アース製薬の2024年12月期第1四半期業績は、売上高は3.0%増の420億4900万円、営業利益は10.0%減の49億7800万円、経常利益は8.8%減の51億4800万円、親会社株主に帰属する四半期純利益は9.2%減の35億3000万円となり、増収減益となった。計画比では、売上高はカテゴリーごとの入り繰りがあるものの、全体ではほぼ計画通りに推移。営業利益については、売上原価及び販管費の下振れにより、大幅に上振れした。

セグメント別にみると、家庭用品事業の売上高は4.0%増の388億700万円となった。当第1四半期連結累計期間における当事業の業績については、厳しい競争環境や外部環境の変化により口腔衛生用品や入浴剤の売上は低調に推移したが、虫ケア用品の新製品の寄与の他、タイやベトナム、中国で売上が拡大した。利益面では、前期から継続している原材料価格高騰の影響や広告宣伝費等の増加があり、セグメント利益は9.4%減の47億7800万円となった。
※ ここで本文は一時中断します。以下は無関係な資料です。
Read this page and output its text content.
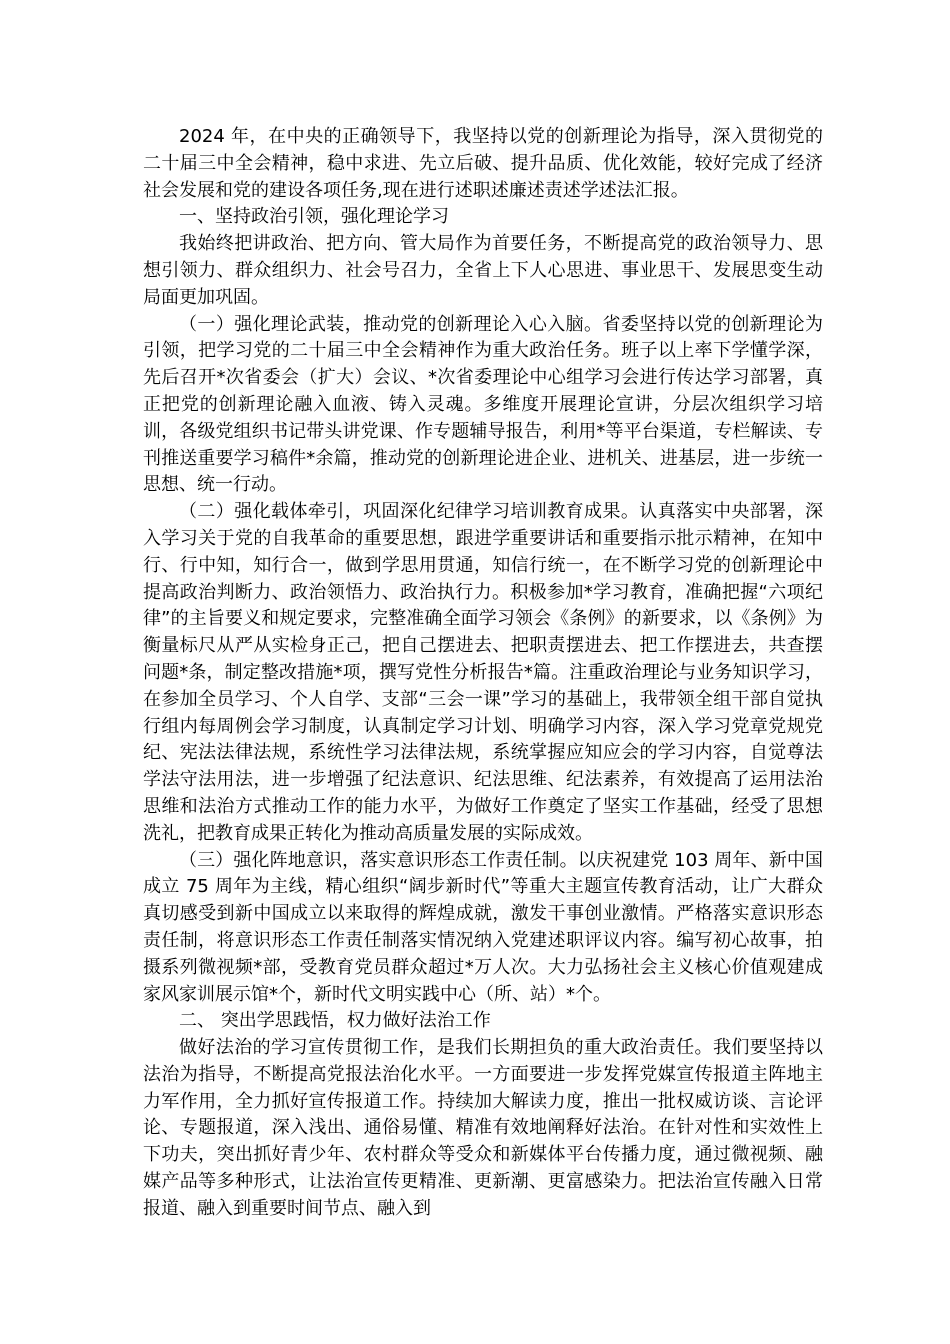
2024 年，在中央的正确领导下，我坚持以党的创新理论为指导，深入贯彻党的二十届三中全会精神，稳中求进、先立后破、提升品质、优化效能，较好完成了经济社会发展和党的建设各项任务,现在进行述职述廉述责述学述法汇报。

一、坚持政治引领，强化理论学习

我始终把讲政治、把方向、管大局作为首要任务，不断提高党的政治领导力、思想引领力、群众组织力、社会号召力，全省上下人心思进、事业思干、发展思变生动局面更加巩固。

（一）强化理论武装，推动党的创新理论入心入脑。省委坚持以党的创新理论为引领，把学习党的二十届三中全会精神作为重大政治任务。班子以上率下学懂学深，先后召开*次省委会（扩大）会议、*次省委理论中心组学习会进行传达学习部署，真正把党的创新理论融入血液、铸入灵魂。多维度开展理论宣讲，分层次组织学习培训，各级党组织书记带头讲党课、作专题辅导报告，利用*等平台渠道，专栏解读、专刊推送重要学习稿件*余篇，推动党的创新理论进企业、进机关、进基层，进一步统一思想、统一行动。

（二）强化载体牵引，巩固深化纪律学习培训教育成果。认真落实中央部署，深入学习关于党的自我革命的重要思想，跟进学重要讲话和重要指示批示精神，在知中行、行中知，知行合一，做到学思用贯通，知信行统一，在不断学习党的创新理论中提高政治判断力、政治领悟力、政治执行力。积极参加*学习教育，准确把握“六项纪律”的主旨要义和规定要求，完整准确全面学习领会《条例》的新要求，以《条例》为衡量标尺从严从实检身正己，把自己摆进去、把职责摆进去、把工作摆进去，共查摆问题*条，制定整改措施*项，撰写党性分析报告*篇。注重政治理论与业务知识学习，在参加全员学习、个人自学、支部“三会一课”学习的基础上，我带领全组干部自觉执行组内每周例会学习制度，认真制定学习计划、明确学习内容，深入学习党章党规党纪、宪法法律法规，系统性学习法律法规，系统掌握应知应会的学习内容，自觉尊法学法守法用法，进一步增强了纪法意识、纪法思维、纪法素养，有效提高了运用法治思维和法治方式推动工作的能力水平，为做好工作奠定了坚实工作基础，经受了思想洗礼，把教育成果正转化为推动高质量发展的实际成效。

（三）强化阵地意识，落实意识形态工作责任制。以庆祝建党 103 周年、新中国成立 75 周年为主线，精心组织“阔步新时代”等重大主题宣传教育活动，让广大群众真切感受到新中国成立以来取得的辉煌成就，激发干事创业激情。严格落实意识形态责任制，将意识形态工作责任制落实情况纳入党建述职评议内容。编写初心故事，拍摄系列微视频*部，受教育党员群众超过*万人次。大力弘扬社会主义核心价值观建成家风家训展示馆*个，新时代文明实践中心（所、站）*个。

二、 突出学思践悟，权力做好法治工作

做好法治的学习宣传贯彻工作，是我们长期担负的重大政治责任。我们要坚持以法治为指导，不断提高党报法治化水平。一方面要进一步发挥党媒宣传报道主阵地主力军作用，全力抓好宣传报道工作。持续加大解读力度，推出一批权威访谈、言论评论、专题报道，深入浅出、通俗易懂、精准有效地阐释好法治。在针对性和实效性上下功夫，突出抓好青少年、农村群众等受众和新媒体平台传播力度，通过微视频、融媒产品等多种形式，让法治宣传更精准、更新潮、更富感染力。把法治宣传融入日常报道、融入到重要时间节点、融入到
虫ケア用品部門の売上高は5.2%増の205億900万円となった。国内においては、年初以降、天候に恵まれたこともあり、不快害虫用製品の出荷が順調に推移した他、「予防」をコンセプトに昨秋に発売した『マモルームゴキブリ用』や新製品『ゴキッシュ スッ、スゴい!』の好調な出荷により、ゴキブリ用製品の売り上げが伸長した。海外においては、タイやベトナムを中心としたASEANでの成長や輸出事業の拡大が寄与した。

日用品部門の売上高は0.9%減の153億8800万円となった。口腔衛生用品分野の売上高は7.8%減の17億2200万円。洗口液の使用習慣を訴求するためにディスペンサー付きの『自動で出てくるモンダミン』を積極展開したが、厳しい競争環境が続く中、『モンダミン』シリーズは低調な推移となった。入浴剤分野の売上高は6.5%減の57億7200万円。生活を取り巻く環境やトレンドの変化に伴う平均単価の上昇等により、昨年から続いていた市場の低調な推移に歯止めがかかり、市場規模は前年並みの水準にまで回復した。一方で同社グループの製品は『きき湯』や『温泡』等の出荷が前年を下回った。その他日用品分野の売上高は5.5%増の78億9300万円。衣類用防虫剤の出荷が前年を下回ったものの、女性用マスクや冷却剤、エアコン洗浄剤が伸長した。

ペット用品・その他部門の売上高は26.9%増の29億900万円。飼い主のペットに対する健康意識の高まりやペットの住環境の充実等を受け、一頭あたりにかける費用は増加傾向にあり、ペット関連市場は好調さを維持しています。こうした状況下、プレミアムフードや猫砂等のケア用品の売り上げが伸びた。

総合環境衛生事業の売上高は8.1%増の71億2500万円、セグメント利益は11.0%増の2億900万円。同社グループの専門的な知識や技術、ノウハウをもって提供する高品質の衛生管理サービスへのニーズが高まっている中、特に医薬品業界・再生医療業界へ向けた種々の取り組み、食品安全マネジメントに関する監査・コンサルタント業務の強化を継続。利益面では、主な契約形態である年間契約における原価率の上昇による影響などがあったものの、増収に伴う売上総利益の増加により増益となった。

24年12月期通期業績は、売上高は4.2%増の1650億円、営業利益は52.9%減の30億円、経常利益は47.6%減の35億6000万円、親会社株主に帰属する当期純利益は56.4%減の17億9000万円と、前回公表数値を据え置いた。